Rick Bailey, a 56-year-old retired software systems engineer, told TheBlaze on Tuesday that he and his neighbor were engaged in a months-long dispute over his landscaping company. He said his neighbor would park two large, smelly “dump trucks” used for his business and other vehicles in the small cul-de-sac where they live.
Bailey said he eventually filed a complaint with the city and the neighbor was ordered to remove all dump trucks and other work-related equipment from the private residence.

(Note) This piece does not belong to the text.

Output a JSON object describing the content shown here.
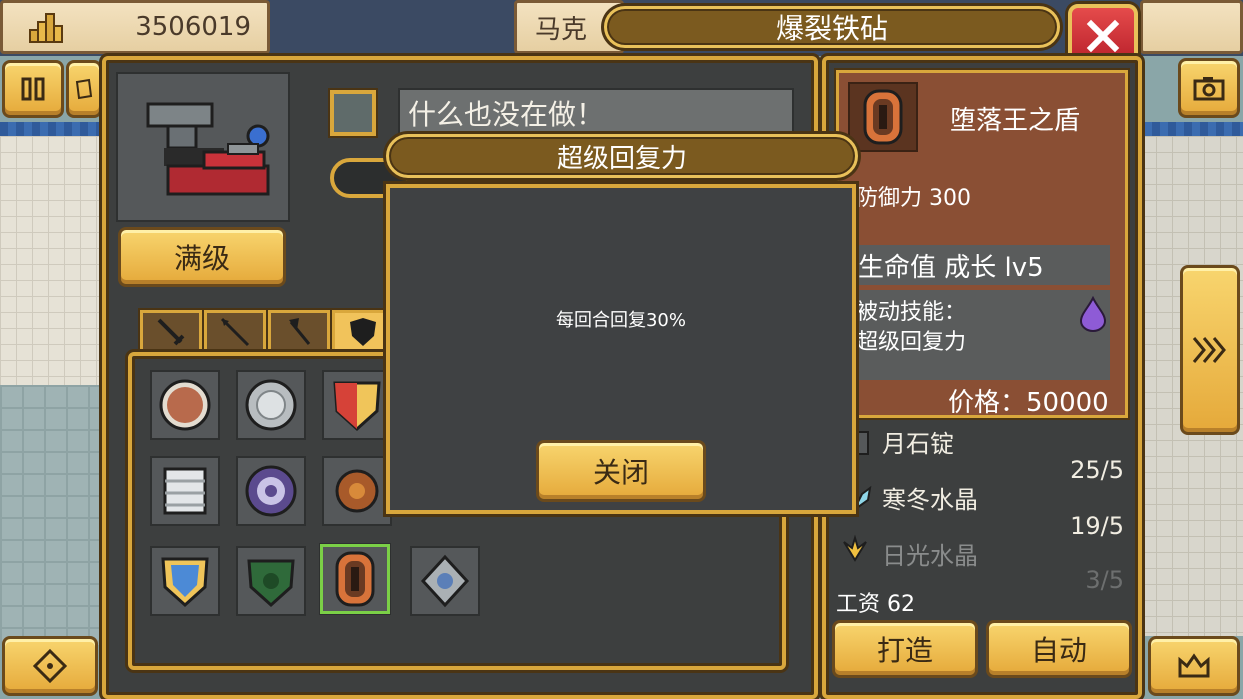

Though he initially complied with the city’s order, the veteran said his neighbor would sometimes bring the trucks back on some weekends, when the city was closed, “just to irritate us.”
After over two months of calm in January and February, the situation climaxed on March 16 after Bailey called police because he smelled what he thought were “toxic chemicals” coming from the neighbor’s property.
“I spend my days sitting out on my patio relaxing,” he told TheBlaze, explaining that he is severely disabled. “The smell got so bad, I had to come back to my patio and use my inhaler — so I called the police to see if anything could be done.”
When the police arrived, Bailey said he was told by police officers that the neighbor alleged he had threatened to “shoot” him, a claim he said was “bulls**t.” The very next day, March 17, the neighbor told authorities that Bailey had threatened him and filed for an “injunction against harassment.”
Bailey said he’s been trained on firearms since he was a kid and fully understands the implications of threatening to “shoot” someone, even as a joke.
But the protective order doesn’t even appear to mention Bailey making any gun-related threats. The neighbor alleged that Bailey threatened to “stuff me in my dump truck,” demanded that he move his trucks, and told him to move his boat to the other side of his property, according to a copy of the neighbor’s injection petition.
Read all of the complains the neighbor listed as reasons why he needed a protective order here:
Bailey denies threatening his neighbor. He also said he is physically incapable of harming the man due to his disability. Bailey said he was medically discharged from the Navy after four years of service due to a serious back injury. His condition eventually forced to retire from his job as well.
Still, a judge apparently found the neighbor’s allegations sufficient enough to not only issue the protective order, but to also order the confiscation of his 28 firearms. The judge attached a separate order directing officers to take Bailey’s guns and revoking his right to purchase firearms, according to documents obtained by TheBlaze.
Under “other orders,” the judge wrote: “Def shall not have/buy firearms, surrender any to Glendale PD.”
Glendale Police Department spokesman Sgt. David Vidaure confirmed to TheBlaze that police received the court order and acted on it by confiscating Bailey’s firearms. He said the police department did not play a role in the decision.
“I was totally devastated,” Bailey told TheBlaze. “I couldn’t believe something like this could happen. I had a 3-hour anxiety-slash-panic attack while officers were there and after they left. They wanted to call an ambulance.”
The Navy veteran intends to appeal the judge’s court orders and attempt to reclaim the confiscated firearm stash that took him over a decade to collect. A GoFundMe page has since been started to raise money for legal fees in the case.
Vidaure said the protective order is valid for one year, and — in theory — Bailey should get his guns back when it expires.
Bailey said he hopes his case can serve as a precedent to prevent other gun owners from having their weapons confiscated over wrongful allegations.
“I want people to be able to look it up and say, ‘This is so unjust, it should not be done, period.’ And anybody who makes false claims like this, once it’s proven, should face a federal punishment. They should be put in jail.”
Calls made to the Glendale City Court were not immediately returned.